2020 is a pivotal election – since 2016 was the last election for old Republicans. Today the issues revolve around volatility, terrorism, security threats, combined with a negative president. Large numbers of emerging young voters are diverse and mobile (26 million of them). Two-thirds of the regular electorate are white voters, according to Dr. McCuan.
He said it is a contest between “old white people” and the new Democratic Party in terms of what they both stand for. From a voter perspective, the key themes are the economy and security, in Dr. McCuan’s view. Elections are about contrasts, governing is about gaining consensus. Politics is an art, but today Trump rules by issuing executive orders.
The big question is with 50% of voters dissatisfied with Trump, can Biden capture them? At the same time, suburban women of color are for Biden, and some 37% of U.S. households are headed by women. At the end of the day, Iowa and N.H. leading Democratic candidates must do better than expected.
What is interesting is that seven of 10 Obama, and later Trump, voters approve of Trump, but a president’s approval rating is always under water, even as low of 40%.
The quest for every candidate in this election is to capture and interpret changes anticipated for the period from 2020 to 2040 in terms of what can be expected. For example, an economic slowdown is anticipated by the end of next year.
Dr. McCuan outlined demographic trends that will be reflected in the U.S. 2020 Census – Latino’s will probably be 10% of the population (3.25 million registered Latino voters in Georgia alone). The number of individuals who have not completed college is rising, meaning they can’t afford a home, but instead rent or cohabitate, and the number of regular voters who live in mobile homes is also rising. The focus is on RAE – Unmarried women (25%), Latinos (10%), Youth (22%), African Americans (12%) and other races (6%).

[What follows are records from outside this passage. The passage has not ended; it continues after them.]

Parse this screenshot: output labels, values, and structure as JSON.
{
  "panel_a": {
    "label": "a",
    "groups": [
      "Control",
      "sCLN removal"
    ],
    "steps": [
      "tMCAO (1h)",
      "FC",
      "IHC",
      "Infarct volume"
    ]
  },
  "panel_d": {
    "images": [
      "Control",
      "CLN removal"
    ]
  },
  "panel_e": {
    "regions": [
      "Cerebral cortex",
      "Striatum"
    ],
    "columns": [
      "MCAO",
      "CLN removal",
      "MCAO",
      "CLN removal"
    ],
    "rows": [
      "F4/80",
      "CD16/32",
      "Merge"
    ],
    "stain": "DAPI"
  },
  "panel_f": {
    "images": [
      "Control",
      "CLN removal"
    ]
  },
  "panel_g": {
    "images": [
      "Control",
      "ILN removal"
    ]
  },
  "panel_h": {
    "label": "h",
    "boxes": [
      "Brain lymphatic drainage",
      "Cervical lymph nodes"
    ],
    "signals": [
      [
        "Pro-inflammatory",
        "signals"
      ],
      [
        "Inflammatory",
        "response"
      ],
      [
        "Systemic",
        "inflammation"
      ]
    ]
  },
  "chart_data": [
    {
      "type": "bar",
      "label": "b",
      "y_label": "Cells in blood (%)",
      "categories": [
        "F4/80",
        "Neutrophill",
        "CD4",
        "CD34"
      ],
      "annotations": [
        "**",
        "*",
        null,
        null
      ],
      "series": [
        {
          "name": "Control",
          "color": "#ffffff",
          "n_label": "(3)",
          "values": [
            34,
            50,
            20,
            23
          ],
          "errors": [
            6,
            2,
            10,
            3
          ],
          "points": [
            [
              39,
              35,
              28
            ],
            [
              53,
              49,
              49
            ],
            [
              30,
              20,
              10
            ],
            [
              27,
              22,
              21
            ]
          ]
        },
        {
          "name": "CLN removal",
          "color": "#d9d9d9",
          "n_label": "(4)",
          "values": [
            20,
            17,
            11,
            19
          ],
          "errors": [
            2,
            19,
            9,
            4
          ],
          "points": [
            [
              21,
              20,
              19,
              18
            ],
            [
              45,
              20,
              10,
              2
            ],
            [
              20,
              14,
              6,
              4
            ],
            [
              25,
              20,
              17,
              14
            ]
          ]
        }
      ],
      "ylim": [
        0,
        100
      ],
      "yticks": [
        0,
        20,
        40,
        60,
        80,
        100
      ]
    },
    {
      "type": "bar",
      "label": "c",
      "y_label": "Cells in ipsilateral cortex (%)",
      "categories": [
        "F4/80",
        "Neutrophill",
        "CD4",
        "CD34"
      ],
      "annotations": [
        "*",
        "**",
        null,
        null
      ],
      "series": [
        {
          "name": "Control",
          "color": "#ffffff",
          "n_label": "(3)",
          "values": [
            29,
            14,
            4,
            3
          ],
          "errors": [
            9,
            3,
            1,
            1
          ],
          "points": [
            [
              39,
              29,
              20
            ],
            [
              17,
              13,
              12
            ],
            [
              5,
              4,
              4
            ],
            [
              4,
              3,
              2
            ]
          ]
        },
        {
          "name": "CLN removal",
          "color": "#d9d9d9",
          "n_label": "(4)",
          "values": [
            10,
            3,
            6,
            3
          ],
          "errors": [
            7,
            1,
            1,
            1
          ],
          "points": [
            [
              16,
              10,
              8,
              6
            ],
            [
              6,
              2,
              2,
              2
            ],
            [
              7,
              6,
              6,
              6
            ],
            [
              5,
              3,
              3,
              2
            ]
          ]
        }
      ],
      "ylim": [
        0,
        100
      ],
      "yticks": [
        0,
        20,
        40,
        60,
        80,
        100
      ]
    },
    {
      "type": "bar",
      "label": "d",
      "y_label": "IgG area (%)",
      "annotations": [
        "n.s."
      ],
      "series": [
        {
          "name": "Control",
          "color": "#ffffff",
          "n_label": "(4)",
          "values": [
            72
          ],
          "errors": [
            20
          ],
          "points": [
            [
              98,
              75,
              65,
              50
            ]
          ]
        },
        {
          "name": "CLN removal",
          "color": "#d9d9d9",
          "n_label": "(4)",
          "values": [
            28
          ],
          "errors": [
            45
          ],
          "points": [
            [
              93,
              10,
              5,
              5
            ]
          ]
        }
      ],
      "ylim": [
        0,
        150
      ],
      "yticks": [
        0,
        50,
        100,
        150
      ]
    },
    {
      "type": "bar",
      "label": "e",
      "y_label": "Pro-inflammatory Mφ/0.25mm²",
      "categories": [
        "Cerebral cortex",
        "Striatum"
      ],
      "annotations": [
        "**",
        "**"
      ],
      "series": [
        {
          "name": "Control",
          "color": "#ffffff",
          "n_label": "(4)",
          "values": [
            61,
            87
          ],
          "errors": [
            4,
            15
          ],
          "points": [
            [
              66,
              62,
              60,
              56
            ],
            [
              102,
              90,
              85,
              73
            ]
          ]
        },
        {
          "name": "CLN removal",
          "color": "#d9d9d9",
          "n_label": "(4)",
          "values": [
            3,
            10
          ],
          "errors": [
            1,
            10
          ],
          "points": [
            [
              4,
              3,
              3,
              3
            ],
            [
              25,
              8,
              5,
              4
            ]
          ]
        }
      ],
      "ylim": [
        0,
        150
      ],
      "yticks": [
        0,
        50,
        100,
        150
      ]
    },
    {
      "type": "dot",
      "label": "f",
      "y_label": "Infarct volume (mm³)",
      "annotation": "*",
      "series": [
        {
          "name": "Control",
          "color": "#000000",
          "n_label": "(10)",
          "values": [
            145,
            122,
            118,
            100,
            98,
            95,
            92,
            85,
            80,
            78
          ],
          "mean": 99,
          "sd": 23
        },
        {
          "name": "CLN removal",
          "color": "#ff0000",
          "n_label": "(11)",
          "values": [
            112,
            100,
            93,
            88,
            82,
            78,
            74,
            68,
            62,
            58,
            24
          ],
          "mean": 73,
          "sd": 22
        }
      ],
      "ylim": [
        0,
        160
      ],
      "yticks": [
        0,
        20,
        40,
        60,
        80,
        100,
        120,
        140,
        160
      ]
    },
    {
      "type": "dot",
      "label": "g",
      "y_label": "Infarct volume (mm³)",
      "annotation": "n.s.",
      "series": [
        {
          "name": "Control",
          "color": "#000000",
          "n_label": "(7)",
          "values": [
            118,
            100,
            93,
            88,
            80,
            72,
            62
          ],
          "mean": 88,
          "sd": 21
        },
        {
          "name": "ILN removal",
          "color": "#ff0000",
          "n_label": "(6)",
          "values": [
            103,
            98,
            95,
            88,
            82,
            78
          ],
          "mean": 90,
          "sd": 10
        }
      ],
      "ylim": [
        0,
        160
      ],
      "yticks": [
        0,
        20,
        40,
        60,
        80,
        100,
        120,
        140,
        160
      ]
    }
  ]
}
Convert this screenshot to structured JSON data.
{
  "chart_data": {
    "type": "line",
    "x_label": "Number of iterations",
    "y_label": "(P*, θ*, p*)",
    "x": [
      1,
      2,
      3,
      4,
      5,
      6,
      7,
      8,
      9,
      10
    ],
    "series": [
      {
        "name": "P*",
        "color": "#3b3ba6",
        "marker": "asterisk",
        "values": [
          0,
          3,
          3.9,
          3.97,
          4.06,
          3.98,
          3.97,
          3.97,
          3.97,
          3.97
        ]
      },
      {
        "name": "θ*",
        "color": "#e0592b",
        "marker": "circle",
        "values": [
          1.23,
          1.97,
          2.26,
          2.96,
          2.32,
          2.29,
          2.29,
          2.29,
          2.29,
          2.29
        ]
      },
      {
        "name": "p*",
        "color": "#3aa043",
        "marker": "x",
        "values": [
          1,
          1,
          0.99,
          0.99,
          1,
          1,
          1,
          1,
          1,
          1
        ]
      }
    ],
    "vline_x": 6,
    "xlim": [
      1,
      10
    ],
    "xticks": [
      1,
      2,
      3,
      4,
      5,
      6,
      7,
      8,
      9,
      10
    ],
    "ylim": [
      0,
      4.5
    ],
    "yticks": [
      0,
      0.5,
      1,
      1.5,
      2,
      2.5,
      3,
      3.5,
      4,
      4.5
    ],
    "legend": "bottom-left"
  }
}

These groups are responsible for 80% of the growth in U.S. population between 2000 and 2010 – and also make up for more than half of the Voting Eligible Population (but was only 47% of the electorate in 2008 and 42% in 2010). It move up to 51% in 2016 and is expected to reach between 52-54% in 2020.
Locally in Sonoma County, homelessness is a major issue, as is housing, along an increasing need for lots of help coming from outside groups. In 2020, lots of angry people will be voting.
While the Latino population is rising, those 18 to 22 don’t vote, but those ages 25 to 29 do. The question is how do we poll young people? At the same time, the non-white population is also growing in the South. Republicans have stopped talking about immigration.
We need to start looking at elections by counties, not by Congressional districts, and attempt to determine likely voter mentality. For example, registered voters may not vote, but poorly educated voters matter.
If you look closely at the election process across the U.S., five counties are barometers for the 2020 election: Maricopa County, AZ; Miami-Dade County, FL; Kent County, MI; Beaver County, PA, and Milwaukee County, WI.
Final points…Does “America First = America Alone?” Trump Tweeted 140 times the first week of the public impeachment proceedings. Some 22 states are GOP-owned; both governorships and both sides of the state legislature. Another five states lean toward the GOP.
What to Watch in 2020
Keep an eye on the calendar and key dates, as well as changes in the general vs. voting populations, such as demographic shifts and the RAE factor. Watch the Gallup “General Ballot Test and “Enthusiasm” poll along with presidential approval numbers.
Study macroeconomic Indicators and conditions: Such as Congress, Senate differences vs. White House priorities and macro-micro problems. Observe dominant media narratives of anti-incumbency and anti-establishment “symbolic” politics. Remember that conventional wisdom is often wrong.